Some of the supplemental plans might offer dental and vision care that you can pay an extra premium for, but they still might not cover many of the expenditures of extensive dental work that we tend to need as we get older, especially if we have disregarded our dentist’s warnings about taking care of our gum problems. There are, however, some individual discount plans you can buy that are not insurance, but if you use the dentists in their group, your bill can be discounted by as much as 50%. I’m going through a scenario like that right now. I needed almost $9,000 worth of work that I was able to get for $4,400 with a very inexpensive plan I bought through Cigna Health Care Services. The interesting thing is that when we had dental insurance through my wife’s job, it only paid 50% of the bill anyway so we really haven’t lost anything by no longer having it.

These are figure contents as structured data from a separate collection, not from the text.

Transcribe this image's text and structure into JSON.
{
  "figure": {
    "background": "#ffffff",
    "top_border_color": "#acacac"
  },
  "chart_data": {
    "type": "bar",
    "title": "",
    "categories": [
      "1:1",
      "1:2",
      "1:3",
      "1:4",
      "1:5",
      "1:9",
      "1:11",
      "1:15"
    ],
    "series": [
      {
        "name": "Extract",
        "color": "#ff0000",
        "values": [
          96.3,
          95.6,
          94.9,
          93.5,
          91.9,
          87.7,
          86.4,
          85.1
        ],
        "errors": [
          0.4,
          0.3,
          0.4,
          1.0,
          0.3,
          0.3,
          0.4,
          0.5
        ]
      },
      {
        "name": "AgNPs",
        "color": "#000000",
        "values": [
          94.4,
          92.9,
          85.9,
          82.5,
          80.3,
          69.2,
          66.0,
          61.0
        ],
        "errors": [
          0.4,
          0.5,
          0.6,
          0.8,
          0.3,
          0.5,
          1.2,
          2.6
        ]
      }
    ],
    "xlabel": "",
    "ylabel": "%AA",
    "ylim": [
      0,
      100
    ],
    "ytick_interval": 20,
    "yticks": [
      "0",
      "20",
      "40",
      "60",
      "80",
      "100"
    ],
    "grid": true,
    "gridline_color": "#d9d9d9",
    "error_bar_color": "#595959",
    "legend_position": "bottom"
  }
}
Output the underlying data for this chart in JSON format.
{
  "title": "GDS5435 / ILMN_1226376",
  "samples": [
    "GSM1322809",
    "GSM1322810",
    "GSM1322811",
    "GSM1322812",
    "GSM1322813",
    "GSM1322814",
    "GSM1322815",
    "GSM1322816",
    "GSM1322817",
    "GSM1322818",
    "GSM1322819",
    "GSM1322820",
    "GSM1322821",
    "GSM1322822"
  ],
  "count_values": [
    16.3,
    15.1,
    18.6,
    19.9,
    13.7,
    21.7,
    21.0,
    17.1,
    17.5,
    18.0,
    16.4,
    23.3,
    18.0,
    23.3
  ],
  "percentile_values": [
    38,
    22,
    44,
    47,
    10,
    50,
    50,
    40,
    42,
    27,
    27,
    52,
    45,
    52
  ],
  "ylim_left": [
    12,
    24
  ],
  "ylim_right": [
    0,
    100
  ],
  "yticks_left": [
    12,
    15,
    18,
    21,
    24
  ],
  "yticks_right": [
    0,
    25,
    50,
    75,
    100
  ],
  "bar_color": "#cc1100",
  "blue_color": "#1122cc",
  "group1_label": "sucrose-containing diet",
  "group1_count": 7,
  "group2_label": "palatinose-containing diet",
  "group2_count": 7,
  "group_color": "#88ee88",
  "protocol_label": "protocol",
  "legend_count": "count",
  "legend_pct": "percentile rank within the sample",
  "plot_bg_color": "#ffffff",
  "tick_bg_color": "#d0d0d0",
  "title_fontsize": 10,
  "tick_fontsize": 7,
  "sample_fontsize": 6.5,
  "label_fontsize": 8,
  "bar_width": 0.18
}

Protection: insurance, exit plan

Something you don’t want to do is become insurance poor. You don’t want to spend so much protecting your assets that you diminish them by paying out huge premiums every month. The decision you need to make is, “How much are you willing to gamble?” In other words, “How much coverage do you need to buy and with what amount of deductible?” Of course the lower the policy limits and the higher the deductible the lower the premiums will be. Just be sure when it comes to something like your home that you buy the right coverage to get you through some of the more crazy natural disasters we have witnessed of late. In Florida, for example, we have had two serious hurricanes come through parts of the state that haven’t seen a big one in almost 100 years. So if you live in a place like “Hurricane or Tornado Alley” you have got to know that sooner or later you are going to get one, so it would behoove you to protect against it not only with insurance but with precautionary measures like hurricane shutters and impact garage doors, but that’s not all. An exit plan would also be highly advisable in the eventuality that you are told to evacuate. You also need to understand that no matter how big or brave you are and no matter how much insurance you have, you can’t stop that 50-foot oak tree that could flatten your house or shop from the 150-mile-per-hour winds of a major hurricane; so be smart, pack up your family and essential things real quick and get out of there. There’s no shame to running in cases like that. The shame would be that you didn’t and got yourself killed. Possessions are replaceable; you aren’t.

No matter what you do to protect your home or your family, there is always the chance that something or someone will get past all of your alarms and precautions. That’s what insurance is really for: to supplement all of your protections and be your partner in cutting your losses as much as possible. You pay for the privilege of having peace of mind. The big question is, “How much are you willing to pay for it?”